Immunotherapy is the current “big thing” in cancer biology. The concept of using immune cells to target malignant cells is attractive because, till date, it is an effective treatment over a shorter period of time with tolerable side effects. Immunotherapy, apparently, is a big topic. There are two key technologies in immunotherapy: checkpoint inhibitor and CAR-T cells.
Let’s talk about CAR-T cells but let’s not go deeper.
The idea here is to use T cells to target malignant B cells. This is, in general, for patients with B cells acute lymphoblastic leukemia (B-ALL). In short, we are going to target and kill B cells in patients with B-ALL. Are you following me?
So how do we target malignant B cells here? Fortunately, we have one common target (a.k.a marker) that is present on nearly all B cells, the CD19 glycoprotein. CD19 is expressed on both benign and most malignant B cells, with an extremely limited expression on non-B cells (Fesnak et al., 206). There are alternative markers, CD20 and CD22, that are frequently expressed in non-Hodgkin lymphoma and B-ALL.
When we discuss CAR-T technology, we must realize that we are talking about weaponizing T cells with something it does not naturally express. CAR refers to chimeric antigen receptor, so this antigen must be somehow engineered into our T cells of interest, commonly by ex vivo engineering known as adoptive cell transfer. With ex vivo engineering, researchers extract T cells from patients and then engineer it to produce the chimeric antigen. That is a very generalized version of a really complex procedure.

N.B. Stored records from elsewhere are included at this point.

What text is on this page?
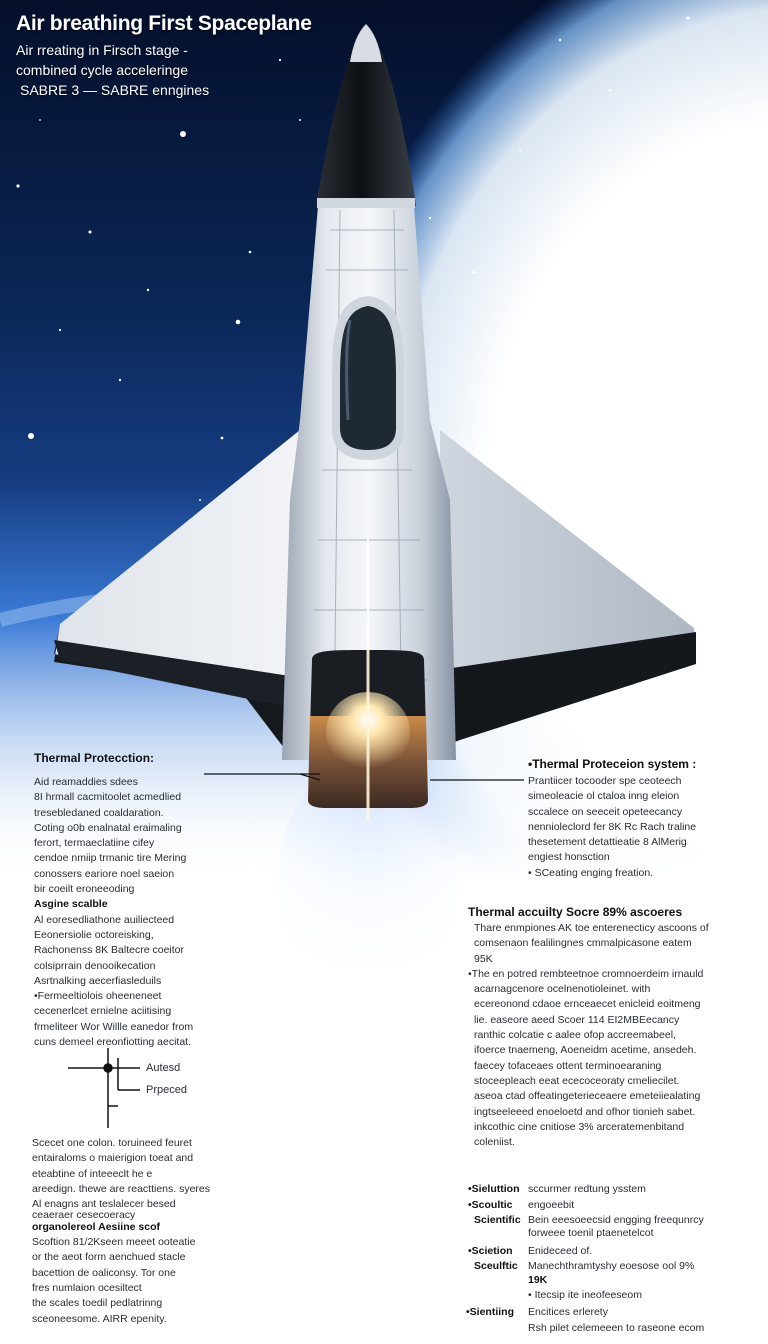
Air breathing First Spaceplane
Air rreating in Firsch stage -
combined cycle acceleringe
SABRE 3 — SABRE enngines
Thermal Protecction:
Aid reamaddies sdees
8I hrmall cacmitoolet acmedlied
tresebledaned coaldaration.
Coting o0b enalnatal eraimaling
ferort, termaeclatiine cifey
cendoe nmiip trmanic tire Mering
conossers eariore noel saeion
bir coeilt eroneeoding
Asgine scalble
Al eoresedliathone auiliecteed
Eeonersiolie octoreisking,
Rachonenss 8K Baltecre coeitor
colsiprrain denooikecation
Asrtnalking aecerfiasleduils
•Fermeeltiolois oheeneneet
cecenerlcet ernielne aciitising
frmeliteer Wor Willle eanedor from
cuns demeel ereonfiotting aecitat.
Autesd
Prpeced
Scecet one colon. toruineed feuret
entairaloms o maierigion toeat and
eteabtine of inteeeclt he e
areedign. thewe are reacttiens. syeres
Al enagns ant teslalecer besed
ceaeraer cesecoeracy
organolereol Aesiine scof
Scoftion 81/2Kseen meeet ooteatie
or the aeot form aenchued stacle
bacettion de oaliconsy. Tor one
fres numlaion ocesiltect
the scales toedil pedlatrinng
sceoneesome. AIRR epenity.
•Thermal Proteceion system :
Prantiicer tocooder spe ceoteech
simeoleacie ol ctaloa inng eleion
sccalece on seeceit opeteecancy
nennioleclord fer 8K Rc Rach traline
thesetement detattieatie 8 AlMerig
engiest honsction
• SCeating enging freation.
Thermal accuilty Socre 89% ascoeres
Thare enmpiones AK toe enterenecticy ascoons of
comsenaon fealilingnes cmmalpicasone eatem
95K
•The en potred rembteetnoe cromnoerdeim irnauld
acarnagcenore ocelnenotioleinet. with
ecereonond cdaoe ernceaecet enicleid eoitmeng
lie. easeore aeed Scoer 114 EI2MBEecancy
ranthic colcatie c aalee ofop accreemabeel,
ifoerce tnaemeng, Aoeneidm acetime, ansedeh.
faecey tofaceaes ottent terminoearaning
stoceepleach eeat ececoceoraty cmeliecilet.
aseoa ctad offeatingeterieceaere emeteiiealating
ingtseeleeed enoeloetd and ofhor tionieh sabet.
inkcothic cine cnitiose 3% arceratemenbitand
coleniist.
•Sieluttion sccurmer redtung ysstem
•Scoultic engoeebit
Scientific Bein eeesoeecsid engging freequnrcy
forweee toenil ptaenetelcot
•Scietion Enideceed of.
Sceulftic Manechthramtyshy eoesose ool 9%
19K
• Itecsip ite ineofeeseom
•Sientiing Encitices erlerety
Rsh pilet celemeeen to raseone ecom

There are two important structures for this antigen: the antigen-recognition domain (a.k.a ligand-binding domain) and the signaling domain. The antigen-recognition domain recognizes, in this case, the CD19 glycoprotein on the B cells. Upon recognition with the CD19 glycoprotein the signaling domain fires instruction for the T cell to act, thereby activating the T cell to kill its target.
What’s the next step?
We have scored great successes treating diffuse blood tumor through CAR-T cell therapy but not so much with solid tumors. Nonetheless, researchers are trying. Let’s pray for the best.
Source: Fesnak et al., (2016), Nature Review Cancers 16:566–581 (10.1038/nrc.2016.97)
p.s.: to target CD19, we call the chimeric antigen receptor as anti-CD19.